If you set up an AutoGPT agent to perform task A, a prompt injection could 'derail' it into performing task B instead. Task B could be anything. Even something unwanted like deleting your personal files or sending all your bitcoins to some crooks wallet.
Docker helps limit the file system access that agents have. Measures like this are extremely useful. It's important to note that the agent can still be derailed.

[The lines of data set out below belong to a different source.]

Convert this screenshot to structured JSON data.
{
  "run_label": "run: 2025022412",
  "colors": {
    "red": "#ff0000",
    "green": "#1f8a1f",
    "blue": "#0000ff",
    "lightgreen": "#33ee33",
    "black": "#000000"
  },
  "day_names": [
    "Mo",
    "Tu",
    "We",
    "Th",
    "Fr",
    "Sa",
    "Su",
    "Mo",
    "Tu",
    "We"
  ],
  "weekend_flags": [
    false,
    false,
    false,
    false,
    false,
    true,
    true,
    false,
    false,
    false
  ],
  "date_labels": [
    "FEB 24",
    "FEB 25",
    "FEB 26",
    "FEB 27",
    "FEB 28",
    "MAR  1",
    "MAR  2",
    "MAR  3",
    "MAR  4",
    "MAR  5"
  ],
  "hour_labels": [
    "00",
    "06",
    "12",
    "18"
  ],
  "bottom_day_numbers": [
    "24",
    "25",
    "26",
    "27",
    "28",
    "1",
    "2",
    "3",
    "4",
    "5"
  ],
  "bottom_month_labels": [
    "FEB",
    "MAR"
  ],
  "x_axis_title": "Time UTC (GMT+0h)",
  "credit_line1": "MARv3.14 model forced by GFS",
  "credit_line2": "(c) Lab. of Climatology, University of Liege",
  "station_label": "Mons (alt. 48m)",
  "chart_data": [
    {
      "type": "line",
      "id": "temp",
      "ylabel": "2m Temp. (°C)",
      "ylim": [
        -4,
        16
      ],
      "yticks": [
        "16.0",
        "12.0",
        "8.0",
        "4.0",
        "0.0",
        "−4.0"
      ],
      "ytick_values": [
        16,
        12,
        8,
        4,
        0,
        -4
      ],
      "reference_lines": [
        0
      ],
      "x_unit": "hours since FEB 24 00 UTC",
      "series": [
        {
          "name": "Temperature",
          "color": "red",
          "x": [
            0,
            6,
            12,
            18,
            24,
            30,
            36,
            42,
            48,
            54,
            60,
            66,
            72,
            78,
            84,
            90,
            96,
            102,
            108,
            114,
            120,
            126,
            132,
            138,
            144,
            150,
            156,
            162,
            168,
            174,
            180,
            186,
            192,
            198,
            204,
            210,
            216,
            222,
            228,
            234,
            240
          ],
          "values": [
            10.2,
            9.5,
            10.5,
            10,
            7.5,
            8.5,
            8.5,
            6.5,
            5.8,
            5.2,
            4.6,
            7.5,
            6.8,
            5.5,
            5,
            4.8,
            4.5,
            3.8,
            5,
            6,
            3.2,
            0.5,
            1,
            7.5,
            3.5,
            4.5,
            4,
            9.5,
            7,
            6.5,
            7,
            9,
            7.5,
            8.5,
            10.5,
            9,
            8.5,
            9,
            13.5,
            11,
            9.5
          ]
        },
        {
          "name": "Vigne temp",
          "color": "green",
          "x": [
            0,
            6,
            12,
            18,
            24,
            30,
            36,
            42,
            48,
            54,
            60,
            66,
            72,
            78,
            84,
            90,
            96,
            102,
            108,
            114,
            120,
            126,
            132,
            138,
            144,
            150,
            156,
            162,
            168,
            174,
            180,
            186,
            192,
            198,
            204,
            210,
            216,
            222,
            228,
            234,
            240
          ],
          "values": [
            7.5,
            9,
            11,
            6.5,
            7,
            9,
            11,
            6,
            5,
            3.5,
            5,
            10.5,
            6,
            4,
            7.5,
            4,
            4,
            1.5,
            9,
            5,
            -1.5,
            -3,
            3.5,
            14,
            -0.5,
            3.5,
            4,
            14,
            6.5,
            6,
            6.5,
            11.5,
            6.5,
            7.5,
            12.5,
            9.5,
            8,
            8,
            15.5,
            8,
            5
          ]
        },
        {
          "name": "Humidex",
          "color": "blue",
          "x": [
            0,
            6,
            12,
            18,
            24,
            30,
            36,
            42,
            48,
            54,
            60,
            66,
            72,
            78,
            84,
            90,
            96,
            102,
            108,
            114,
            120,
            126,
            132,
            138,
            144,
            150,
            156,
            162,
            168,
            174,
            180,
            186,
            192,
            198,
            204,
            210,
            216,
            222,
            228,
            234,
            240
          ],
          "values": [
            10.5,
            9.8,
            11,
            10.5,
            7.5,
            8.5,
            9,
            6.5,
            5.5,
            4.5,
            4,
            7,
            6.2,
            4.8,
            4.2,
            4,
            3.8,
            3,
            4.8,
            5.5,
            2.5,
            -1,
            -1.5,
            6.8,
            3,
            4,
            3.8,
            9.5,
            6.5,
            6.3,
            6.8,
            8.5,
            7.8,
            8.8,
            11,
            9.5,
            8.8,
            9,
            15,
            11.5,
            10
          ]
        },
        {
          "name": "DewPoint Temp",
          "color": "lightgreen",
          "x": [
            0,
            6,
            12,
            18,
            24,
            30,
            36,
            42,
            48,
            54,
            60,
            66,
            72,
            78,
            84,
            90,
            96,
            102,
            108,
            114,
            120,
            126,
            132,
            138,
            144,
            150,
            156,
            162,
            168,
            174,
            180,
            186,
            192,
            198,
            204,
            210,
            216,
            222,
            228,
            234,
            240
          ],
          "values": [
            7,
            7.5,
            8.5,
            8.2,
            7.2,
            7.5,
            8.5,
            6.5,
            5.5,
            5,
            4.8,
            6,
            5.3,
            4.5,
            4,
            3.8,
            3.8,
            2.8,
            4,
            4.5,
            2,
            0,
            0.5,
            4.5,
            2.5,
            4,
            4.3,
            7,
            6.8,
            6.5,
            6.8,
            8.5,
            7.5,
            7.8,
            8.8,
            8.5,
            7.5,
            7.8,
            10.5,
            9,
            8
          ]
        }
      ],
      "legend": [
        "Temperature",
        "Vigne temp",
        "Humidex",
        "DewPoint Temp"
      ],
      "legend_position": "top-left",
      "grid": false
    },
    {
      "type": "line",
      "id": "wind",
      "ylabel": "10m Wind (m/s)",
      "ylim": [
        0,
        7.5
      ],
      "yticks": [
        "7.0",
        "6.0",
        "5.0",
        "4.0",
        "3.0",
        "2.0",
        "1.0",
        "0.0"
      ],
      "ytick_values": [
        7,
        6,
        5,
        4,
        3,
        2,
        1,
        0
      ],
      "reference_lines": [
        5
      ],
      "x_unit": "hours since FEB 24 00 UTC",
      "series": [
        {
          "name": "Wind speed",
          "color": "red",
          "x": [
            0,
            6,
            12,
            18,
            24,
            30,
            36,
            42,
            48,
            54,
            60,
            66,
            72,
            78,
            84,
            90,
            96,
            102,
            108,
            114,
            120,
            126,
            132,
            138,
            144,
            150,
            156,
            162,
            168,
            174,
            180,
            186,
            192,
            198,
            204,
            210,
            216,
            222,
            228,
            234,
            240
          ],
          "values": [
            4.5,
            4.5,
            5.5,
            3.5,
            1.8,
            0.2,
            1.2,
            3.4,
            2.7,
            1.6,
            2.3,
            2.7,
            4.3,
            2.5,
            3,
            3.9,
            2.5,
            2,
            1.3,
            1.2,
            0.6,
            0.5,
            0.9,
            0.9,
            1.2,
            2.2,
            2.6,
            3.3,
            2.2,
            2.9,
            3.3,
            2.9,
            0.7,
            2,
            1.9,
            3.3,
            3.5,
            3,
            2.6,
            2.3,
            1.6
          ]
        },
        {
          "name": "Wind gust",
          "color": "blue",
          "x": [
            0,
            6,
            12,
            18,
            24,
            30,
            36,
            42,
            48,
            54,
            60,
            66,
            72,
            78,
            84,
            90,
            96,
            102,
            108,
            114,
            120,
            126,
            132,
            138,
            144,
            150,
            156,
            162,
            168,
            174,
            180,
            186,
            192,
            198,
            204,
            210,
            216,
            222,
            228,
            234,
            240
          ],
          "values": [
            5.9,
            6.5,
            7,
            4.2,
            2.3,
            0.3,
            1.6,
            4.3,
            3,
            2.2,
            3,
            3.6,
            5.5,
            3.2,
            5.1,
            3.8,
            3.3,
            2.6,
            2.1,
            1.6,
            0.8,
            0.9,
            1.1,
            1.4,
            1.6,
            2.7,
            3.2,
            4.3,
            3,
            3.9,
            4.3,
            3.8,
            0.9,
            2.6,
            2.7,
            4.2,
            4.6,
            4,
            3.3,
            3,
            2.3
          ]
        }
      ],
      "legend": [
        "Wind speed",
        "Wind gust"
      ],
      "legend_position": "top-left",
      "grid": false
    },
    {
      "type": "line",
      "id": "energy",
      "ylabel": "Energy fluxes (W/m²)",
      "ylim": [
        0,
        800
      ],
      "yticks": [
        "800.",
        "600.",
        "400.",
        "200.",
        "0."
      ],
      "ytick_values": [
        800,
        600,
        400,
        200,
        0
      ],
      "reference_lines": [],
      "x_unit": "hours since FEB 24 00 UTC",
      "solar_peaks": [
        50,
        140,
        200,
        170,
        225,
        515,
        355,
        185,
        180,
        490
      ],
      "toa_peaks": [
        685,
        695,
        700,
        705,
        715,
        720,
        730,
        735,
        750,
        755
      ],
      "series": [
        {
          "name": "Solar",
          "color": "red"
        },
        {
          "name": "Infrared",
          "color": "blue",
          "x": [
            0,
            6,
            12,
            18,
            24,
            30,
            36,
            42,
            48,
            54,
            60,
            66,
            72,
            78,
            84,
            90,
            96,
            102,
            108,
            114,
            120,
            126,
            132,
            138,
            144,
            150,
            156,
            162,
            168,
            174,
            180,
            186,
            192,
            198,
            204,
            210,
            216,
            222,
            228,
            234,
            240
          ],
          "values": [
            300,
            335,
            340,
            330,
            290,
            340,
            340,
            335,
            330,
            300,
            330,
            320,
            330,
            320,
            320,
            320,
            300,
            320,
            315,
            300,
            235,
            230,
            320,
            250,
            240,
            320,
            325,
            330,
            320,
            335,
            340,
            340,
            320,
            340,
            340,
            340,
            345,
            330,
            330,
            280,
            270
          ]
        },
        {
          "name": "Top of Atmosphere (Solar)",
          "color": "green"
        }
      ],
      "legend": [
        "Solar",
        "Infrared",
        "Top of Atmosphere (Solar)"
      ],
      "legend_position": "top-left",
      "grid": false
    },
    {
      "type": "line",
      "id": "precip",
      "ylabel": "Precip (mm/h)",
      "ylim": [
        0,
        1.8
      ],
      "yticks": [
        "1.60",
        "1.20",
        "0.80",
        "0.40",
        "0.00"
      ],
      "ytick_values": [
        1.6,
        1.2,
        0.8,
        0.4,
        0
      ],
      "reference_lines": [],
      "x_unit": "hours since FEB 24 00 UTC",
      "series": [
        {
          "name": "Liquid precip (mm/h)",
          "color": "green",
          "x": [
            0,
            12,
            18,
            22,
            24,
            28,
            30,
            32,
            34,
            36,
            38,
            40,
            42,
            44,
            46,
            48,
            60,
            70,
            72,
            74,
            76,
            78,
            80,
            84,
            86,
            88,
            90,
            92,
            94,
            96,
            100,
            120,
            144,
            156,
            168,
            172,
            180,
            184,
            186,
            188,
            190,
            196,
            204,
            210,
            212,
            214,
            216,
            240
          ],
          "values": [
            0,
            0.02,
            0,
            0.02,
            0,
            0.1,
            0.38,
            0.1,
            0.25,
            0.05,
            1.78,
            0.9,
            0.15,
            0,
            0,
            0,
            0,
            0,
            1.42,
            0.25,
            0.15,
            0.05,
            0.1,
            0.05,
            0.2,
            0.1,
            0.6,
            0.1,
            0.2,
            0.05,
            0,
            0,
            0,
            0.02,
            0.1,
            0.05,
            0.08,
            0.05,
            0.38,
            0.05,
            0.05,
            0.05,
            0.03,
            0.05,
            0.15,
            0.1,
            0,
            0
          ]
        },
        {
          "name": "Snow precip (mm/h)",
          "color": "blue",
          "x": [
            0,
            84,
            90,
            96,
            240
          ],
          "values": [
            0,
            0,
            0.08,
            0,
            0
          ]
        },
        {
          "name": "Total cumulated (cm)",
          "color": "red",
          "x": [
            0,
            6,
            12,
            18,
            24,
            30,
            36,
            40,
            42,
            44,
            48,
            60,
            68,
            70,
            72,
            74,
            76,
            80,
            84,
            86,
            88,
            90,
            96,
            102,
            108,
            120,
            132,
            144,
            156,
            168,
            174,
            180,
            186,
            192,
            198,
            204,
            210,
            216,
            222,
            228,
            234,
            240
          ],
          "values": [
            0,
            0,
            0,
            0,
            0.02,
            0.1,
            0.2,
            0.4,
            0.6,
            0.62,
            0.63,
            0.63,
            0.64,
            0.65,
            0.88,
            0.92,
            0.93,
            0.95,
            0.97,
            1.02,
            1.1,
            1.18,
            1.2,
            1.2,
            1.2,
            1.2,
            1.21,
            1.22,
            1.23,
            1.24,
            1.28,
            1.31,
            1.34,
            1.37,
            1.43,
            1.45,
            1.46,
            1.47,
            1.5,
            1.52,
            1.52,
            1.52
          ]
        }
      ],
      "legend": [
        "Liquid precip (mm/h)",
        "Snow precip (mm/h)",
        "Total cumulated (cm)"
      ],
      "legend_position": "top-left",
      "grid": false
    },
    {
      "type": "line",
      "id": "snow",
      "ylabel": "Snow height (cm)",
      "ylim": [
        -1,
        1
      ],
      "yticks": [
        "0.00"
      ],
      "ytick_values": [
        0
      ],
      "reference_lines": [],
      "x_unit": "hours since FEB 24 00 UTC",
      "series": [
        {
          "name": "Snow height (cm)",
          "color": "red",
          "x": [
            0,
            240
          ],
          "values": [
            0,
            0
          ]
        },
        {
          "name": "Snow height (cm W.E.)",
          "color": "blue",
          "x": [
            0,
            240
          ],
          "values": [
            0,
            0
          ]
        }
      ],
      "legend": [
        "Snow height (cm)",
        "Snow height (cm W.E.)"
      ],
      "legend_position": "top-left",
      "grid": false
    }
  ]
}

In band signalling. This can happen if the agent uses web search to find things, and it hits upon a document that includes a prompt injection. GPT has to decide by itself whether text is instructions or not, and sometimes it will misinterpret untrusted user input from the internet as part of its instructions.
I'm not providing an example PoC. It may be useful for one to be privately shared with the developers to help them experiment with and address this problem but for now there is none.
It isn't yet known how to protect against prompt injection.
SQL injection can be solved by escaping the untrusted user input. Unfortunately there is no equivalent to escaping untrusted user input.
Why not add a second LLM that tries to detect prompt injection before passing the text to the LLM?
As an analogy: If you think of prompt injection like a knife and LLMs like a paper bag, the knife can stab through a paper bag. It can also stab through a second paper bag. To protect against a knife you need something different that's tough against a knife like armor.
We can't solve a vulnerability by adding more layers of vulnerable technology.
Another idea is to keep blocking every prompt injection that is found. This doesn't address the root cause of the problem. And it means that people will be occasionally victim to attacks.
I've been writing about this problem a bunch recently. Unfortunately there still isn't a good way of addressing this, despite a lot of motivated people trying to find a good solution.